Comparing the current setup in US ports to “owning the most expensive computer available but running it on Windows 95,” Hacegaba called for the implementation of a system enabling “any segment along the supply chain to access any information at any time. Even at Disney World there are apps that tell you how long the wait is going to be.”

TPP timing

Meanwhile, although conference attendees welcomed last month's conclusion of the TPP, they were unable to discuss the details – because the text was only released a day after delegates went home (on 5 November).

TPP text details textiles and apparel specific rules

“I can't tell you exactly when, but I can tell you that it's going to be soon,” Bill Jackson, acting assistant US trade representative for textiles at the Office of the US Trade Representative (USTR) said. The TPP, which had, until recently, only garnered the attention of policy wonks, “is now a part of popular culture, having recently been a question on [popular US television quiz show] Jeopardy.”

And this attention is warranted, as he points out. Stressing about 40% of the world’s gross domestic product (GDP) is already generated by the 12 TPP countries – the US, Canada, Japan, Mexico, Peru, Chile, Australia, New Zealand, Brunei, Malaysia, Vietnam and Singapore – he claimed this figure ought to rise to “nearly 50% over the next few decades if the TPP goes into effect.

“Everybody in this Rim is going to benefit from TPP,” he explained. “This opens up markets throughout the region to all manner of US goods and services exports.”

For the fashion industry, Jackson said, this means “all textile and apparel tariff lines will see significant cuts on day one.” Eventually, he said, “all of these tariffs will go to zero, some immediately (including dresses and skirts and travel accessories like backpacks), some after a phase out.”

In addition to touting the reduction of tariffs, Jackson also sought to ease industry concerns over the so-called ‘yarn-forward rule’ – which restricts content of products getting TPP trade breaks to that which originated in TPP countries – by pointing out the supply flexibility to be gained by the deal's extensive short-supply list.

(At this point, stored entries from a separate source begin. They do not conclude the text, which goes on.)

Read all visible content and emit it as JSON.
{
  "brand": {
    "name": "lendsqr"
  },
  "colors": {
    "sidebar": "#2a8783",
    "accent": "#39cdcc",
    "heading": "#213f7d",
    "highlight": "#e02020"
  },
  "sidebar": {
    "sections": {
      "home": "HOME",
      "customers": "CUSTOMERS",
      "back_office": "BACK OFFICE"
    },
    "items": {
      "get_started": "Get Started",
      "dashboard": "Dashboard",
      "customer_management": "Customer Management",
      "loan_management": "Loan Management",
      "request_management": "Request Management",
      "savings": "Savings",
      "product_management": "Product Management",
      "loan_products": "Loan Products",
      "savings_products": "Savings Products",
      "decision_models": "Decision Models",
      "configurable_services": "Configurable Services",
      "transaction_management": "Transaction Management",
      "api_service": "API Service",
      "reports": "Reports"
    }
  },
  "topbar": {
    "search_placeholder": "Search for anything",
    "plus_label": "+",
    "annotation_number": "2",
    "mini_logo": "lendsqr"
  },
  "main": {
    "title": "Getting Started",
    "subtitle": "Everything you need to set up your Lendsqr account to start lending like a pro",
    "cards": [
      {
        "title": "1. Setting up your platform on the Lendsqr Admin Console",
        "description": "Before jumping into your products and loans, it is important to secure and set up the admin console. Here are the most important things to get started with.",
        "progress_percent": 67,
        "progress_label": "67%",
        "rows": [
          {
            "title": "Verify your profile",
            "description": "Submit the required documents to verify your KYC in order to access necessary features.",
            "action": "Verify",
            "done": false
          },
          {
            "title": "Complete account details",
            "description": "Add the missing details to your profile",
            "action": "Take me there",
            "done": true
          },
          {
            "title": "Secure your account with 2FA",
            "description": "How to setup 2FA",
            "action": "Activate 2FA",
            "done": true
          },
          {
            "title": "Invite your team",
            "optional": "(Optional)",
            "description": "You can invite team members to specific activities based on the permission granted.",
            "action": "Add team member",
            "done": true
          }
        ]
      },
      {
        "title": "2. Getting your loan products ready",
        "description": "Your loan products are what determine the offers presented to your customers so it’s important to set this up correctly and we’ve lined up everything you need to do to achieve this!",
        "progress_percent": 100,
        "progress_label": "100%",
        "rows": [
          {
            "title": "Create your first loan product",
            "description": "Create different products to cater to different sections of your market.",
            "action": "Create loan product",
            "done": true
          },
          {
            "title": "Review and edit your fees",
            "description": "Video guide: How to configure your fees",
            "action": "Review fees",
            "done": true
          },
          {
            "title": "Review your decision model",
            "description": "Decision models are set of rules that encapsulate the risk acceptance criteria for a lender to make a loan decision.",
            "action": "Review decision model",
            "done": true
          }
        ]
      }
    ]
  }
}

“We have a yarn-forward rule which prioritises TPP region supply chains and keeps the benefit of TPP in the US and the TPP region,” he said. On the other hand, the import-export trade will be compensated for this by “one of the most extensive short-supply lists that we've ever had in a free-trade agreement.”

Presidential election politics

But whatever the fine print may contain, the conference was warned that prospects are far from assured regarding its implementation in the 12 member countries, particularly in the US, where the increased spotlight given to the trade pact has put it into possible collision with 2016 US presidential election politics. Earlier this year, the US Congress gave President Barack Obama trade promotion authority, which allows him to submit the measure for a yes or no vote.

While groups like USFIA have been generally supportive of TPP, significant interest from groups such as the domestic automotive industry, labour groups and the pharmaceutical industry, have emerged in opposition, and the political controversy surrounding the deal has heated up, said Jonathan Fee, partner at the US-based Alston & Bird LLP.

“Republic support for free-trade has softened, and recent statements by Hillary Clinton disavowing the deal, which she once supported, don't give much cover to Democrats wanting to vote for TPP,” he warned.

“There is precious little support for TPP among the presidential candidates,” he added. “It makes me even more certain that we won't see a TPP before the next president is inaugurated.”